In [None]:
# Credit Card Fraud Detection
# Author: Geisiana Maurício
# Objective:
# Build a complete data analysis and machine learning pipeline
# to detect fraudulent credit card transactions using Python.

# Credit Card Fraud Risk Analysis — Exploratory Data Analysis (EDA)

## Business Context
Credit card fraud represents a major financial and operational risk for financial institutions.
Before building predictive models, it is essential to understand fraud patterns, data limitations,
and the implications of extreme class imbalance.

This analysis focuses on understanding fraudulent transaction behavior and identifying
high-risk patterns to support fraud prevention decisions.

## Business Questions

1. How rare are fraudulent transactions?
2. What is the level of class imbalance in the dataset?
3. Are fraudulent transactions associated with specific transaction amounts?
4. Does transaction timing show suspicious patterns?
5. What risks arise from ignoring data imbalance and quality issues?

In [None]:
import pandas as pd
import numpy as np
import matplotlib.pyplot as plt
import seaborn as sns
from pathlib import Path

pd.set_option("display.float_format", "{:.4f}".format)


In [None]:

df = pd.read_csv ("../data/raw/creditcard.csv")

## Data Understanding
## The dataset contains anonymized features resulting from PCA transformation, except for Time and Amount.

In [None]:
df.info()
df.describe()
df.shape

## Fraud vs Non-Fraud Distribution

In [None]:
class_counts = df["Class"].value_counts(normalize=True)

class_counts

In [None]:
sns.barplot(x=class_counts.index, y=class_counts.values)
plt.title("Class Distribution")
plt.ylabel("Proportion")
plt.show()

## Fraudulent transactions represent approximately X% of the dataset, indicating extreme class imbalance.

## Class Imbalance Risk

Extreme class imbalance can lead to misleading metrics such as accuracy.
A naive model predicting all transactions as legitimate would achieve high accuracy
while failing to detect fraud.

## Transaction Amount Analysis

In [None]:
sns.boxplot(x="Class", y="Amount", data=df)
plt.yscale("log")
plt.title("Transaction Amount by Class")
plt.show()

## Fraudulent transactions tend to have lower median amounts, suggesting potential fraud testing behavior.

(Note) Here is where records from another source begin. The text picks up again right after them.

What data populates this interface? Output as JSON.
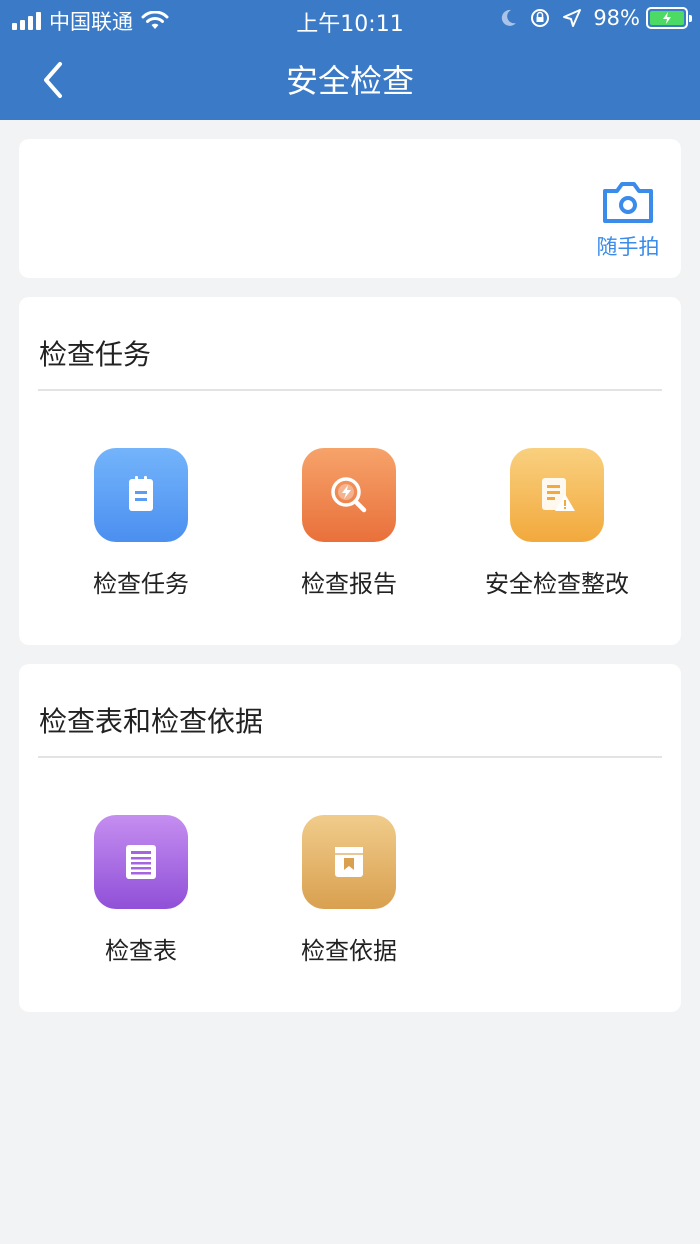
{
  "status_bar": {
    "carrier": "中国联通",
    "time": "上午10:11",
    "battery": "98%",
    "icons": [
      "signal-icon",
      "wifi-icon",
      "moon-icon",
      "rotation-lock-icon",
      "location-icon",
      "battery-icon"
    ]
  },
  "header": {
    "title": "安全检查",
    "back_icon": "chevron-left-icon",
    "color": "#3a7ac6"
  },
  "quick_action": {
    "label": "随手拍",
    "icon": "camera-icon",
    "color": "#3a8bea"
  },
  "sections": [
    {
      "title": "检查任务",
      "items": [
        {
          "label": "检查任务",
          "icon": "clipboard-icon",
          "color": "#5b9df5"
        },
        {
          "label": "检查报告",
          "icon": "search-report-icon",
          "color": "#ee8146"
        },
        {
          "label": "安全检查整改",
          "icon": "warning-document-icon",
          "color": "#f4b64e"
        }
      ]
    },
    {
      "title": "检查表和检查依据",
      "items": [
        {
          "label": "检查表",
          "icon": "list-sheet-icon",
          "color": "#a565e0"
        },
        {
          "label": "检查依据",
          "icon": "bookmark-box-icon",
          "color": "#e2b265"
        }
      ]
    }
  ]
}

## Transaction Time Patterns

In [None]:
sns.histplot(df[df["Class"] == 1]["Time"], bins=50, kde=False)
plt.title("Fraud Transactions Over Time")
plt.show()


Fraudulent transactions show clustering patterns over time, which may indicate coordinated attacks.

## Correlation Analysis

In [None]:
corr = df.corr()

plt.figure(figsize=(10, 8))
sns.heatmap(corr, cmap="coolwarm", center=0)
plt.title("Feature Correlation Matrix")
plt.show()

## Due to PCA transformation, correlations should be interpreted cautiously.


## Data Quality and Risk Considerations

- Extreme class imbalance poses modeling challenges.
- Anonymized features limit interpretability.
- Fraud patterns may change over time (concept drift).

## Key Insights

- Fraud transactions are extremely rare (~0.17%).
- Transaction amount and time show distinct behavior for fraud.
- Class imbalance significantly impacts risk analysis.

## Business Recommendations

- Prioritize recall over accuracy in fraud detection systems.
- Apply stricter monitoring to high-risk transaction windows.
- Combine automated detection with human review for borderline cases.

This pipeline transforms raw data into risk understanding and initial decisions.